INFRARED SPECTROSCOPIC STUDIES OF EXPERIMENTALLY SHOCK‐LOADED QUARTZ

Abstract

The infrared behavior of experimentally shock‐loaded quartz was studied in the wavenumber region 1400 to 100 cm −1 . In agreement with results of X‐ray investigations reported in an earlier paper, the infrared studies indicate that solid‐state (diaplectic or thetomorphic) SiO 2 ‐glass is formed upon release from shock pressures of about > 14.0 GPa; complete transformation occurs upon release from about 30.0 GPa.

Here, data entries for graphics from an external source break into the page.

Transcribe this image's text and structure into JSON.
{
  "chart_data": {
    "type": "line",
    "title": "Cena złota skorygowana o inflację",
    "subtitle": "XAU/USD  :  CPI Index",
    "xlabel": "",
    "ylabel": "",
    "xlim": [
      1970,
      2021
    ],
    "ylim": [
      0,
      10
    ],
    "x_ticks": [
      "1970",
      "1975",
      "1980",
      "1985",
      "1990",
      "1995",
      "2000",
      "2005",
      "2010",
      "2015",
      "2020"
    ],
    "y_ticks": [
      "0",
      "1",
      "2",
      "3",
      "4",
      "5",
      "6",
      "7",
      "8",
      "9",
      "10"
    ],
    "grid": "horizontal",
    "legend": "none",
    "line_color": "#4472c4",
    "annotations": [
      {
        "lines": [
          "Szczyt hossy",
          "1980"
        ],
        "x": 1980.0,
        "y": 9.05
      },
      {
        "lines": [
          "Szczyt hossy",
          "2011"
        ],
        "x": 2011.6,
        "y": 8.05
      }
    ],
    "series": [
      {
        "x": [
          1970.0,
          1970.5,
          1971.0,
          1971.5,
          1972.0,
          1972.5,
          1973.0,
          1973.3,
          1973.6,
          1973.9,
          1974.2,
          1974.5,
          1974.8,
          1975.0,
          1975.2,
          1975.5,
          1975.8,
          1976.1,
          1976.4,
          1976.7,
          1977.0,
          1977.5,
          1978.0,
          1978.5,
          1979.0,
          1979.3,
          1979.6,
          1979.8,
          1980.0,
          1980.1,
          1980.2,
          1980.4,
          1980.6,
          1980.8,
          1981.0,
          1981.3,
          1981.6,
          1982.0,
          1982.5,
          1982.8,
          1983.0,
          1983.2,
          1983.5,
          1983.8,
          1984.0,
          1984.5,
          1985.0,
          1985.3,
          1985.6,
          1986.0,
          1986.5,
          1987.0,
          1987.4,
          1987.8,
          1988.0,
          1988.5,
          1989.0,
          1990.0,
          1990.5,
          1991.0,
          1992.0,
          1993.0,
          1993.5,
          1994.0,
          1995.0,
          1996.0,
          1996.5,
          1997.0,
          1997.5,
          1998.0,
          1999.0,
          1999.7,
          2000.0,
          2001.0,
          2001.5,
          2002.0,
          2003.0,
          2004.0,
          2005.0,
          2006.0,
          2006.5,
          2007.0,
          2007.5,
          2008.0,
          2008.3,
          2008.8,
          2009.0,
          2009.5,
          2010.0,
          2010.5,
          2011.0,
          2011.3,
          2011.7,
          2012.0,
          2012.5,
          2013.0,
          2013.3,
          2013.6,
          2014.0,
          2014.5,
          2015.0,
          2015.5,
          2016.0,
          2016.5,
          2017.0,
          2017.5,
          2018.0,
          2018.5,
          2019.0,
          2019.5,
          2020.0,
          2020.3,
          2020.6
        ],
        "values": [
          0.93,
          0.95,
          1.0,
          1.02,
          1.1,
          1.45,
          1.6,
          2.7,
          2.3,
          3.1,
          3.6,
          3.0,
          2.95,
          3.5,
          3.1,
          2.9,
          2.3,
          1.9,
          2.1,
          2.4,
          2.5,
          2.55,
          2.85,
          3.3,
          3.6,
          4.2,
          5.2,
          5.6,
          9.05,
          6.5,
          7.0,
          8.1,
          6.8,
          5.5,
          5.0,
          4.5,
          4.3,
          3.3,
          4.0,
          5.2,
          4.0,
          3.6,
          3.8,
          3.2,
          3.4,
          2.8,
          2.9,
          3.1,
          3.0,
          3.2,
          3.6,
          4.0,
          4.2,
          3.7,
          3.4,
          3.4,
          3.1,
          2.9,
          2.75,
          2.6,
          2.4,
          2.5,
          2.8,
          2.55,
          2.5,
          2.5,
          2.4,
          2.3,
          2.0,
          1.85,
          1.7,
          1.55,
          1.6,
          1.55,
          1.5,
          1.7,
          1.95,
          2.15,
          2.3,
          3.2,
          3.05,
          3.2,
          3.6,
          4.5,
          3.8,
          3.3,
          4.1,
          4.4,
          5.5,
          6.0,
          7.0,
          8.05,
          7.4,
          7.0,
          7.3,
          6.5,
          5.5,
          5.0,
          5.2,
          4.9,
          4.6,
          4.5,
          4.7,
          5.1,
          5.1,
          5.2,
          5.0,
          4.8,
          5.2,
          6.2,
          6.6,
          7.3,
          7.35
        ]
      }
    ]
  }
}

The structure of the solid‐state glass must be quite different from that of fused SiO 2 . While fused silica is supposed to consist of small “crystallites,” or of a network of SiO 4 ‐tetrahedra groups of tridymite‐like short‐range order, the positions of the infrared absorption bands of the shock‐produced solid‐state quartz glass lie practically at the same wave numbers as crystalline quartz. We conclude that diaplectic quartz glass consists structurally of extremely small quartz‐like “crystallites.” These crystallites are mutually linked in a disordered but structurally more open manner as in α‐quartz. The formation of short‐range ordered quartz‐type solid‐state SiO 2 glass is explained by the decomposition of a sixfold coordinated stishovite‐like high pressure phase upon pressure release at the relatively low shock temperatures (≤ 300°C at 30.0 GPa). The extremely short duration of the shock process may prevent the growth of the “quartz nuclei” to long‐range ordered crystallites.